As the years passed and fandoms grew on social media, I became ““popular”” (note the double quotes) and respected in several fandoms. This gave me the confidence to stop being so secretive about what I did online – it was nothing bad, after all – and I started opening up to my closest friends about it.
Popular culture also underwent a huge shift: thanks to many successful franchises in the 2000s like Harry Potter, Narnia, The Lord of the Rings, etc., fantasy became more and more normalized. By 2011, when the last Harry Potter movie came out, nobody used “nerd” as an insult for fantasy-loving people anymore, because you had children, teenagers and adults alike crying in theaters about the end of an era.
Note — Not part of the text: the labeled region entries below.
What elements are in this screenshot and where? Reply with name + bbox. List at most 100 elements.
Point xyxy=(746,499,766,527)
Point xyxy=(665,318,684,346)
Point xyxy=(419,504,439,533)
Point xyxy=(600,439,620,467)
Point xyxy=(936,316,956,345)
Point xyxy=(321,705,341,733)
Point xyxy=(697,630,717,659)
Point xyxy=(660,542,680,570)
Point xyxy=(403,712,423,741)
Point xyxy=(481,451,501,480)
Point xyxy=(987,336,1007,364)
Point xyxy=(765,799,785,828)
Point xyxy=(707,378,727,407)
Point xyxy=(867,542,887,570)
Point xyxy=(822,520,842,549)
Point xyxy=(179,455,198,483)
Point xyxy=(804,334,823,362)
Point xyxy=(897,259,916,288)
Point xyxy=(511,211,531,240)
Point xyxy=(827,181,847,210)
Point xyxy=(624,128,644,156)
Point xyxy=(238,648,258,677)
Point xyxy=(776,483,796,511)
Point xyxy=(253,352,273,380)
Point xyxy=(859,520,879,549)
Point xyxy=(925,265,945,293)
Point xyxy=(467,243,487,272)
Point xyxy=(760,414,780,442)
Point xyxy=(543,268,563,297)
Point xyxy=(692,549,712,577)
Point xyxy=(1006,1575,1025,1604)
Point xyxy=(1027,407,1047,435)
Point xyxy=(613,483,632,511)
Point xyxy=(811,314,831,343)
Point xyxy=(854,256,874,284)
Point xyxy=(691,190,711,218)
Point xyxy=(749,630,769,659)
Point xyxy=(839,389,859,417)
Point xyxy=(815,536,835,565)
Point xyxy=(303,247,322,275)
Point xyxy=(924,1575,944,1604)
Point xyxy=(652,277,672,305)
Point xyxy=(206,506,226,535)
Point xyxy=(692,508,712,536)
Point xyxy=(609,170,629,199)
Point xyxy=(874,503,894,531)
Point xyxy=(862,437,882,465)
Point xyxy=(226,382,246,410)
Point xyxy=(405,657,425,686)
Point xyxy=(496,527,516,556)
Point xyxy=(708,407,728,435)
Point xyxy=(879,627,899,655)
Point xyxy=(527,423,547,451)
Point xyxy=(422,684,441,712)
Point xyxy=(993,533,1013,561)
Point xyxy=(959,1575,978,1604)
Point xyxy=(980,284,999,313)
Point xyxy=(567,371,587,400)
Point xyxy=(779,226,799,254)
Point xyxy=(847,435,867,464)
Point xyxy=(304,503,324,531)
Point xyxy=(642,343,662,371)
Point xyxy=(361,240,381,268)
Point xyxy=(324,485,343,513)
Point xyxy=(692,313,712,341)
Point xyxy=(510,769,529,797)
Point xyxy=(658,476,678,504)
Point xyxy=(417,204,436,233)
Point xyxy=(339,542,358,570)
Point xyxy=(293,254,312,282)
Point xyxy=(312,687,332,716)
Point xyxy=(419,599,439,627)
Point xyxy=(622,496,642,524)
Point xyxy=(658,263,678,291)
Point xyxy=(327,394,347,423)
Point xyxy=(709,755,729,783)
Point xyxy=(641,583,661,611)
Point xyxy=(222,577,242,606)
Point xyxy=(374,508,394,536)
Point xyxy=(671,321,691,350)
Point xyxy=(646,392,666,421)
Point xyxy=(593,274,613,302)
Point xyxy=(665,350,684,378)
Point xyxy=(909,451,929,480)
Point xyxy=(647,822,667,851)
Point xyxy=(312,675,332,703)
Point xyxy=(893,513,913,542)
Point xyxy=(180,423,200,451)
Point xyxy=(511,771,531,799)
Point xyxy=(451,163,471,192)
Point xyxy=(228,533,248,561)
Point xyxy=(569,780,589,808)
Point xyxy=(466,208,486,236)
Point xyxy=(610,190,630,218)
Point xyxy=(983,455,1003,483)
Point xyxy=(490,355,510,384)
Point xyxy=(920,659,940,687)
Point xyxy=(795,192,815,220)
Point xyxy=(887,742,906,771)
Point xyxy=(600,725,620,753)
An entire generation wasn’t afraid to show their emotions because we all grew up with these films and books, and it was the case that the rest of pop culture kept up. In the 2010s there have been hundreds of fantasy films and television shows that were blockbusters. You didn’t have to be a nerd to like them, you simply had to go see them.
Six years ago, Game of Thrones was “that show with swords, sex, incest and dragons” to most of my friends. Now I can’t name more than five people who don’t watch it. In the same way, the Marvel Cinematic Universe normalized comics and superheroes, a genre that had always belonged to the underdogs.
Recently I came out of hiding. My Twitter and Tumblr handles are easily attainable. They’re connected to my writing profiles, thus linked to my full name, and I feel comfortable sharing every aspect of me to my friends and the world.
I completely came out of the nerd closet when I founded a Fandom Club at my university, a place for nerds to meet and discuss our favorite books, shows, films, video games, etc., and only then did I realize how many undercover nerds like me there are out there.
There is still a stigma directed at fantasy, that’s undeniable. Being obsessed with a sports team is still more socially acceptable than being a fangirl, even if the former entails staring at dudes running after a ball and the latter includes reading and analyzing pieces of literature, reviewing, theorizing, and often producing your own content. But for millennials, being a nerd is more than acceptable now. It has become cool.